Pasan minutos que parecen horas. Ella pronuncia palabras lentas, su lengua danzando: "labios", "calor", "deseo". Tú repites, torpe, pero cada vez que aciertas, su mano roza la tuya, enviando chispas por tu piel. El café se enfría olvidado, mientras el vapor de su aliento te calienta el cuello. Huele a jazmín de su perfume, mezclado con el sudor ligero de la cocina.
"¿Sabes qué significa verga?", susurra, sus dedos trazando un círculo en tu antebrazo. Tú niegas, hipnotizado por sus labios carnosos. "Es esto", dice, y su mirada baja a tu entrepierna, donde ya sientes la presión creciente. Órale, piensas, esta Try Traducción va a ser épica.
El café cierra, pero Ana no. "Ven a mi depa, está cerca. Te doy una clase privada. Gratis". Su voz es miel derritiéndose, y tú asientes como pendejo enamorado. Caminan por calles empedradas, luces de neón parpadeando, el aire fresco de la noche cargado de tacos al pastor y risas lejanas. Su mano en la tuya es suave, cálida, prometedora.
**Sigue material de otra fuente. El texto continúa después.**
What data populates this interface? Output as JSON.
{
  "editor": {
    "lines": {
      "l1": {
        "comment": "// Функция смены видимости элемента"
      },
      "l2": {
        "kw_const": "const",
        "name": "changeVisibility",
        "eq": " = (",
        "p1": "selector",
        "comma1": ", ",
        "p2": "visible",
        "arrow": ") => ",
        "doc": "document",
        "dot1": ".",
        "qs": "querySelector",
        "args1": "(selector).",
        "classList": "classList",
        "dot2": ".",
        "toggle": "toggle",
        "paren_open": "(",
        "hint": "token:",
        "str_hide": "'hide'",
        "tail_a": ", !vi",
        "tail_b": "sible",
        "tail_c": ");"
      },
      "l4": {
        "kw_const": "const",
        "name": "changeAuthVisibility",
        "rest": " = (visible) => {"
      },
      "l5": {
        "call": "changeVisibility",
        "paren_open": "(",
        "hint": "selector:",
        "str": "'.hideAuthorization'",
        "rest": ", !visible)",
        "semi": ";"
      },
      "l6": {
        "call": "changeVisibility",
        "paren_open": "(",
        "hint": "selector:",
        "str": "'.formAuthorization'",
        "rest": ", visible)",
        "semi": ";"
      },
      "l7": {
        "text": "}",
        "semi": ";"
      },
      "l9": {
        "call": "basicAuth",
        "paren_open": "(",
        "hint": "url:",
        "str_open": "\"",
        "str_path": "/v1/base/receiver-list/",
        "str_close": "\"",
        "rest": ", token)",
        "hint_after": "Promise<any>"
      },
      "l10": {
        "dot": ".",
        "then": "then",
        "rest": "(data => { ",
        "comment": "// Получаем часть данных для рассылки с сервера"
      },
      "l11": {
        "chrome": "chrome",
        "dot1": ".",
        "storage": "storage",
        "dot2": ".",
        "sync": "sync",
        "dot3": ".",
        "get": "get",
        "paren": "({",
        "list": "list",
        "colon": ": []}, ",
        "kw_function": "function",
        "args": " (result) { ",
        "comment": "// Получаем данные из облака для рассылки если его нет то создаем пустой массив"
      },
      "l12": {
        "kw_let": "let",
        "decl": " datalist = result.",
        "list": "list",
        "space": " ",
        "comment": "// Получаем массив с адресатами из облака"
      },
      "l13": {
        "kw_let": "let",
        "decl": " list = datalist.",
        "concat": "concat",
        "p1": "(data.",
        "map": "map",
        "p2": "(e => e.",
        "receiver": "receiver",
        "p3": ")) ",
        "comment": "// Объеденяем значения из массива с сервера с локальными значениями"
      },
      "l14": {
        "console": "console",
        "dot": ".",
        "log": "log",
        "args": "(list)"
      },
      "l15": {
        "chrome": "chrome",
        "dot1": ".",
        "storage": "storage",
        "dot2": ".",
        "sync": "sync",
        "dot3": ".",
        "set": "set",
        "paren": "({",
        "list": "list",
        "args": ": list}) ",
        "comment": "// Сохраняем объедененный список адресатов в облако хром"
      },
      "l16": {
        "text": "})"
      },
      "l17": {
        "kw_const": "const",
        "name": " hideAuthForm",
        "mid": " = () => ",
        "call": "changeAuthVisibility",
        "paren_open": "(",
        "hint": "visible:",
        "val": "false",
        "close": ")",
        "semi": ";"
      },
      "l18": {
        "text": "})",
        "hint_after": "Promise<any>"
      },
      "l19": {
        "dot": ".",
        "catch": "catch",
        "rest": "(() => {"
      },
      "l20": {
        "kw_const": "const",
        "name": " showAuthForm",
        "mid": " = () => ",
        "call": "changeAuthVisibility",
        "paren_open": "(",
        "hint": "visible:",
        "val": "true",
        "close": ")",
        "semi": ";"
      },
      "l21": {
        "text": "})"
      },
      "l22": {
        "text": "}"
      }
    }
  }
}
Acto segundo: la escalada. Su departamento es un nido acogedor en un edificio viejo pero chulo, con plantas colgando y velas aromáticas a coco. Cierra la puerta, y el mundo se reduce a ustedes dos. "Sácate la playera", ordena juguetona, "y abre tu app. Vamos a traducir el cuerpo".
Tú obedeces, piel erizada por el aire acondicionado. Ella se quita el delantal, revelando una blusa escotada que deja ver el valle entre sus senos. Huele a ella ahora, puro, almizclado, excitante. Tecleas "tócame", la app dice "to came". Ríen, pero ella lo corrige con acciones: sus dedos recorren tu pecho, uñas rozando pezones, enviando descargas directas a tu verga endurecida.
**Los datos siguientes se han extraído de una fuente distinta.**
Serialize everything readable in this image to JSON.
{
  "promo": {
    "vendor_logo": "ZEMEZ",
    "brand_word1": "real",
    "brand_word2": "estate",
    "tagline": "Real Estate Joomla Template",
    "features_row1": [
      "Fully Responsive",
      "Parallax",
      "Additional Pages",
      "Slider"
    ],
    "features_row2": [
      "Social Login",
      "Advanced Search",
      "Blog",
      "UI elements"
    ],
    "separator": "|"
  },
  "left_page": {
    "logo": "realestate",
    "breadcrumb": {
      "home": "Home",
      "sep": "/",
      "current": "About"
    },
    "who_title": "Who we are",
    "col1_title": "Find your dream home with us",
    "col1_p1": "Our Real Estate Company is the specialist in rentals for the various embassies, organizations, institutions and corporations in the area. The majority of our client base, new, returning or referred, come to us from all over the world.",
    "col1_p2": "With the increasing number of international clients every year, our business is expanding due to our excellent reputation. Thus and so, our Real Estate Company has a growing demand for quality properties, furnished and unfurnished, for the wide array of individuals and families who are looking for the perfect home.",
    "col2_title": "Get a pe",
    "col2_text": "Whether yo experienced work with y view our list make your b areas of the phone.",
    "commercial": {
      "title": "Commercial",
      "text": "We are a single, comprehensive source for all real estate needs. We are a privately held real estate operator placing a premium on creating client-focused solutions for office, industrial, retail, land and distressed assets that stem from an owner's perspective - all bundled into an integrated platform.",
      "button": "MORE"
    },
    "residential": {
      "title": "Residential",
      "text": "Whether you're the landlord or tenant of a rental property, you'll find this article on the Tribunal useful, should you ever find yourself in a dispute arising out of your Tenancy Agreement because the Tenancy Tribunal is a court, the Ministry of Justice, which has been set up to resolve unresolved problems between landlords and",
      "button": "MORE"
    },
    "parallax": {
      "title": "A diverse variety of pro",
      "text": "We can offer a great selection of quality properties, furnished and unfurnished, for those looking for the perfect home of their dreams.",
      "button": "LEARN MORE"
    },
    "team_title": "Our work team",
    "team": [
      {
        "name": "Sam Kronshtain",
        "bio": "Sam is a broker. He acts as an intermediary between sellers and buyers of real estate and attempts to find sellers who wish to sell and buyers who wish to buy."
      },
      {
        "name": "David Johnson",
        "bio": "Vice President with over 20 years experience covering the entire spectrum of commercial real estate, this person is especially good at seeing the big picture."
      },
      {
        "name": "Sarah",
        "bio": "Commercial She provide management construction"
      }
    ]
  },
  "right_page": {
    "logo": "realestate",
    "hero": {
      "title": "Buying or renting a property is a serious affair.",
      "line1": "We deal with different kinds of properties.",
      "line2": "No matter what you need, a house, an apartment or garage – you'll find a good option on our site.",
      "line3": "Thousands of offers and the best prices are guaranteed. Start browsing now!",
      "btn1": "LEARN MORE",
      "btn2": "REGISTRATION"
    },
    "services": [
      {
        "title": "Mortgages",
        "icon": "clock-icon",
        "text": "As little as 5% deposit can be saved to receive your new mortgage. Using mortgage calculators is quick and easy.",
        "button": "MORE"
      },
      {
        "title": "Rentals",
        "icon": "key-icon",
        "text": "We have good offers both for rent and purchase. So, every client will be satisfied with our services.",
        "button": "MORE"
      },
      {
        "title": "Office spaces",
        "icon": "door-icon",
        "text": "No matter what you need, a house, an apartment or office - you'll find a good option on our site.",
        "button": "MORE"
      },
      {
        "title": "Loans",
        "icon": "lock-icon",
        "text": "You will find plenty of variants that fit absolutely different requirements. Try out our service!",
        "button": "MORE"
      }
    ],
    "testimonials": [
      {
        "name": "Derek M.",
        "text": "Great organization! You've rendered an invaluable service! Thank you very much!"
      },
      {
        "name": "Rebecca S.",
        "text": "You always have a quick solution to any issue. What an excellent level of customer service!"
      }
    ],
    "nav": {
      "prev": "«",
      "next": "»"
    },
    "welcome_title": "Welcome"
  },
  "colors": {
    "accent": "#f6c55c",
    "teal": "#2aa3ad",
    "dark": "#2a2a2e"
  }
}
Este güey es puro fuego, pienso, su piel sabe a sal y aventura. Quiero que me devore entero.
"Panocha", murmura contra tu boca, guiando tu mano bajo su falda. Sientes el calor húmedo a través de la tanga, suave como seda mojada. "Tócala, traduce con los dedos". Tus dedos exploran, lentos al principio, sintiendo los pliegues hinchados, el jugo que los cubre. Ella gime, un sonido gutural, mexicano puro: "¡Ay, cabrón, así!". Su sabor en tus dedos es dulce, salado, adictivo.
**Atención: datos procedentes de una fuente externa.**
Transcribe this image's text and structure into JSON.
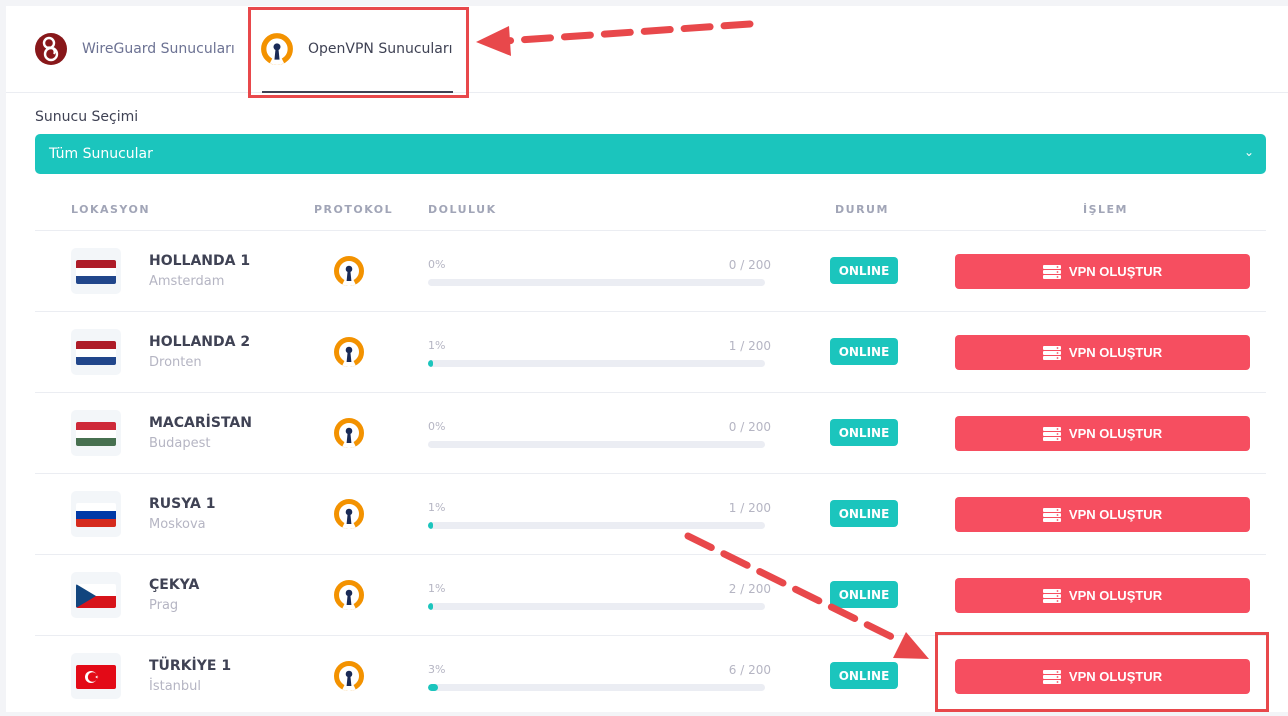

La tensión sube como volcán. Se arrodilla, desabrocha tu jeans, libera tu verga palpitante. El aire fresco la besa, pero su boca caliente la engulle. Chupa despacio, lengua girando, saliva resbalando. Escuchas los sonidos húmedos, su respiración jadeante, el latido de tu pulso en oídos. "Polla, verga, pija", enseña entre lamidas, ojos clavados en los tuyos, traviesos.
Tú la alzas, la besas con hambre, saboreando tu esencia en su lengua. La llevas a la cama, sábanas frescas oliendo a lavanda. Le quitas la ropa pieza a pieza: blusa, sostén liberando senos pesados, pezones duros como piedras. Falda, tanga empapada. Su cuerpo desnudo es templo: caderas anchas, culo redondo, piel suave como chocolate.
Se monta encima, frotando su panocha mojada contra tu verga. "Fóllame", traduce ella misma, voz ronca. Entras lento, centímetro a centímetro, sintiendo las paredes calientes apretándote, succionándote. Gime fuerte, "¡Qué chingón, güey!", uñas clavándose en tu pecho. Mueven caderas en ritmo, piel contra piel chapoteando, sudor perlando cuerpos.
Interno, luchas: no quiero acabar ya, quiero eternizar esto. Ella lee tu mente, baja el paso, besa tu cuello, mordisquea oreja. "Despacio, amor. Siente cada empujón". El olor a sexo llena la habitación, almizcle y sudor, su cabello rozando tu cara como seda.
Acto tercero: la liberación. Aceleran, ella arriba cabalgando salvaje, senos botando, gemidos convirtiéndose en gritos. "¡Métemela duro!" Tú volteas, la pones abajo, piernas en hombros, embistes profundo. Sientes el clímax construyéndose, bolas tensas, verga hinchada. Ella aprieta, "¡Me vengo, cabrón!", cuerpo convulsionando, panocha ordeñándote.
Explotas dentro, chorros calientes llenándola, placer cegador, visión borrosa. Colapsan juntos, jadeos entremezclados, piel pegajosa. El afterglow es paz: dedos entrelazados, besos suaves. Huele a ellos, satisfechos.
Este Try Traducción fue lo mejor que me pasó, piensas, mientras ella duerme en tu pecho. Mañana, más lecciones.
Afuera, la ciudad ronronea, pero aquí, en su piel, has traducido el paraíso.